Regardless of the ultimate aim and audience for the IRP effort, many useful insights usually are gained, which may not be obvious a priori, nor easily quantified. A very common example of this type of result is that the utility management may have a bias in favor of (or opposed to) a particular technology or fuel type. But the IRP result will demonstrate that within a range of reasonable possible outcomes, the choice of such a technology may entail unexpected added costs or risks, compelling management to re-think its position.
With its origin shrouded in a regulatory past, and resurrected due to recent market malfunctions, IRP carries a lot of old baggage. It conjures images of bureaucratic, protracted paper exercises that drag on and produce little of value to the participants, other than meeting a regulatory mandate.
This is unfortunate. Perhaps a new name and fresh image are needed. Let’s call IRP “resource acquisition and risk mitigation,” or RARM. With the increased complexities of electricity markets, multiplicity of players with divergent interests and short-term focus, rising fuel prices, and concerns about resource adequacy and adequacy of investments in generation and transmission, it would be foolish to avoid this essential process due to the legacy associated with a name.
Another strong feature of the RARM process is that it need not necessarily focus on a single utility, state, region, or even a country. With interconnected networks spanning multiple states, provinces, and countries, RARM is suitable for analyzing regional and continental issues. Nor is the process limited to looking at traditional supply and demand resources. RARM can be applied to looking at regional and global policy issues including:
• Incentives or tax credits for renewable energy;
• Phase-out of nuclear or coal;
• Revitalization of nuclear or clean coal; and
• Various strategies to combat global climate change including CO2 caps and limits, carbon taxes, carbon trading, and sequestration.
Finally, the strength of this process, regardless of what it is called, is that it provides an analytical framework for enterprise-wide decision-making. Using the same tools and data employed for IRP/RARM, a utility can analyze a wide range of decisions for issues varying from environmental compliance strategies to fuel and power hedging. In short, RARM is not your father’s IRP.
2. In many states, regulatory agencies operate on very limited budgets and typically are thinly spread over many regulated industries, including natural gas, telephone service, and water utilities. Allowing IRP activities to lapse was considered prudent.
3. Among the first to do so were Oregon regulators, who required PacifiCorp to conduct an IRP.
4. In the U.S. context, most IRP studies are mandated by the regulatory agency, to be conducted by the local regulated utility(ies) under a prescribed set of rules and conditions in the public domain. But IRP exercises may be conducted by consultants under the direction of a regulatory or oversight agency. IRP-type studies may also be performed by a group of states or countries.
5. For example, see What’s Driving the Demand for Forecasting, by F. P. Sioshansi in Risk and Flexibility in Electricity, Risk Books, London UK, 2003.

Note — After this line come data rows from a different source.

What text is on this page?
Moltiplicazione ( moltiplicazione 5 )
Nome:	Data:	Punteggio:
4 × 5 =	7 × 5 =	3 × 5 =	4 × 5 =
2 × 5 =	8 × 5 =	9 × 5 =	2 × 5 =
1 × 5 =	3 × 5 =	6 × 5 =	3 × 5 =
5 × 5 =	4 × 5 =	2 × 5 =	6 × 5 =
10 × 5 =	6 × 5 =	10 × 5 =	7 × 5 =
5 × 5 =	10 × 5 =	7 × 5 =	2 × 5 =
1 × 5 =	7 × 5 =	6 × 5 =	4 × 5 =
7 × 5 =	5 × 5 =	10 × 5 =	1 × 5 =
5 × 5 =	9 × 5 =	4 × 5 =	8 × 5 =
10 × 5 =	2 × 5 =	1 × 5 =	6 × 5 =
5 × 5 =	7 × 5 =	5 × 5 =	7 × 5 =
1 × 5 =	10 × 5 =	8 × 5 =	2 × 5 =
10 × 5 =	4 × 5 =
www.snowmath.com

6. On a broad level, forecasting can be done using a bottom-up or top-down approach. The former, typically done when the utility has detailed historical sectoral data, is more labor-intensive and can produce a highly accurate pattern of future load growth. The latter is often used when detailed historical sectoral data is not available or is of poor quality.
7. A discussion of the capabilities of various software tools commonly used in such a process goes beyond the scope of the present article. There are a number of firms offering products and tools suitable for IRP studies, including Global Energy Decisions.